Thursday, May 6, 2010

Day of Conception!

It's been a while (which is starting to become the norm)...so let's play some catch up. Since my last post, I've done a lupron cycle which stopped my ovulation and have now been taking estrogen shots faithfully every 3 days. Last night was the first of a million (or so it seems) progesterone injections. The rumors, sad to say, hold true :( I totally tried to psyche myself out before the shot and convince myself that everyone before me was a drama queen or that is was one of those reverse psychology tactics telling you that the last shot was the worst so that the first ones wouldn't seem so bad...sadly no. The needle was a piece of cake. The injection itself however was the problem. We're talking an entire ML of crisco veggie oil going into your butt muscle...the MUSCLE! Ugh...and this would be the shot that I have to have everyday for the next 3 months :/

Anyhow, moving on to more pleasant things... TODAY is officially the date of conception! Yay! My intended mother is as having eggs extracted from her ovaries...or are they in the uterus already? Either way...they're getting them out as we speak and fertilizing them. We're doing a fresh cycle (meaning they wont freeze the embryos before implanting them into me) so that technically makes me 2 weeks pregnant today! Strange I know...I've yet to figure out why medical professionals start your pregnancy on the last day of your period instead of when you're actually ovulating and conceiving but hey... that's the way it works. So,depending on how the embryos are growing, I will have my transfer on either Sunday or Tuesday. I've got my fingers crossed for Sunday :) How seriously awesome and magical would a Mother's Day transfer be?!

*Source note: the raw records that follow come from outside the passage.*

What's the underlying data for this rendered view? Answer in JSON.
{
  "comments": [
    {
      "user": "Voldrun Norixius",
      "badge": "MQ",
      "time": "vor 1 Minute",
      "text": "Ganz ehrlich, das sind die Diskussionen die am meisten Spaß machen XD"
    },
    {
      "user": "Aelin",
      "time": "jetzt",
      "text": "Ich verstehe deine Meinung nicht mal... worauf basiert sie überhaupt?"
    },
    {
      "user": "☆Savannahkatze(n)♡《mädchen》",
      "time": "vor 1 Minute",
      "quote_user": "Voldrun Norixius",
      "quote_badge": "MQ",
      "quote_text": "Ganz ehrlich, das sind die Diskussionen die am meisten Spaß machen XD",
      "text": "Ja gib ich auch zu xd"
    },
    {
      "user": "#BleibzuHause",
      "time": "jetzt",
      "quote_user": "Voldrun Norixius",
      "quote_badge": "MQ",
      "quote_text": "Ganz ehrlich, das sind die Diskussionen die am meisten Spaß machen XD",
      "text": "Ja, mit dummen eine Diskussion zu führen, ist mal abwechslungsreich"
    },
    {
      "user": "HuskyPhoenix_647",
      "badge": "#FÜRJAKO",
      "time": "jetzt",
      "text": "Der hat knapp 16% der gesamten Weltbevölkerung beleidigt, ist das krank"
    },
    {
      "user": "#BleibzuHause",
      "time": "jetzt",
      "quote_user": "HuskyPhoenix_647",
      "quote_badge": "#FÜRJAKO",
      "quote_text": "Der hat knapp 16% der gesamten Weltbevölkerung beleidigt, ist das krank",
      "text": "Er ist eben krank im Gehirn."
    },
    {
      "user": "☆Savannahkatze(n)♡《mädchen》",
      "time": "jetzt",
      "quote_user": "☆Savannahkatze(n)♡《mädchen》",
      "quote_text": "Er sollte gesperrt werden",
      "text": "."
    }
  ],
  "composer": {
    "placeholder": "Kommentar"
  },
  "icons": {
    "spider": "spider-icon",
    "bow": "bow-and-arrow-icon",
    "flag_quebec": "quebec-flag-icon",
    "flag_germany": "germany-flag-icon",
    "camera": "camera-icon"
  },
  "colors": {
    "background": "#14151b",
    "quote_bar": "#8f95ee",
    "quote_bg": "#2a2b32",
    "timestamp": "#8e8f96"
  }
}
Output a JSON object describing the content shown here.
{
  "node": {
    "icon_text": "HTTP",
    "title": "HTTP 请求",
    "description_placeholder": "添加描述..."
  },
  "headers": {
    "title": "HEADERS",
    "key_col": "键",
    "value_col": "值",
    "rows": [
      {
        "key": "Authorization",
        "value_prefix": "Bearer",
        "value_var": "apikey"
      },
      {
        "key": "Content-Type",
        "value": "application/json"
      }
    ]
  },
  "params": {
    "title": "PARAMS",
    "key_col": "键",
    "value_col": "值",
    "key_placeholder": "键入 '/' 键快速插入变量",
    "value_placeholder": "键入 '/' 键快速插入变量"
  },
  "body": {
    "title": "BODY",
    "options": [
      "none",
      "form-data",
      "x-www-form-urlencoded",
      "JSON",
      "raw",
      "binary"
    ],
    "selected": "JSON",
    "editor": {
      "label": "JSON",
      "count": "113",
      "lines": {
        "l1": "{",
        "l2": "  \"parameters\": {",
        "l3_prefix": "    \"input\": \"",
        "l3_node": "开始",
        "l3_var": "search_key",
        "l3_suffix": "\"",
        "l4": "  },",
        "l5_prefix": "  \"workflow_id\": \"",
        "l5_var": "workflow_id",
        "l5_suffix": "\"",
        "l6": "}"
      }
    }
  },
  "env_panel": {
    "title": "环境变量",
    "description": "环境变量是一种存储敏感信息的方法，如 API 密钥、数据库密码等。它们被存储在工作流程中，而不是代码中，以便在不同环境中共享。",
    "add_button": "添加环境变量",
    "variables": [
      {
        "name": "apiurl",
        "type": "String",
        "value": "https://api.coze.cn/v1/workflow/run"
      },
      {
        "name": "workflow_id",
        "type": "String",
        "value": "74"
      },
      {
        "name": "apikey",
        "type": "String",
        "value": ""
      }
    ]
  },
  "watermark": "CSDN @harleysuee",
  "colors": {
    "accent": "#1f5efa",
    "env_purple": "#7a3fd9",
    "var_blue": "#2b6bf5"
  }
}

Being the OCD spaz that I am, I've already plugged the conception date into a pregnancy calculator and got a due date of on or around Jan. 27th. So I'm back on the fence about holiday travel plans :/ but needless to say I'm pretty excited about the upcoming week! Keep your fingers all crossed for me! If anything happened to go wrong and the embryo didn't attach properly I'm not sure how long we'd have to wait to start another cycle, and honestly, I'd rather not know.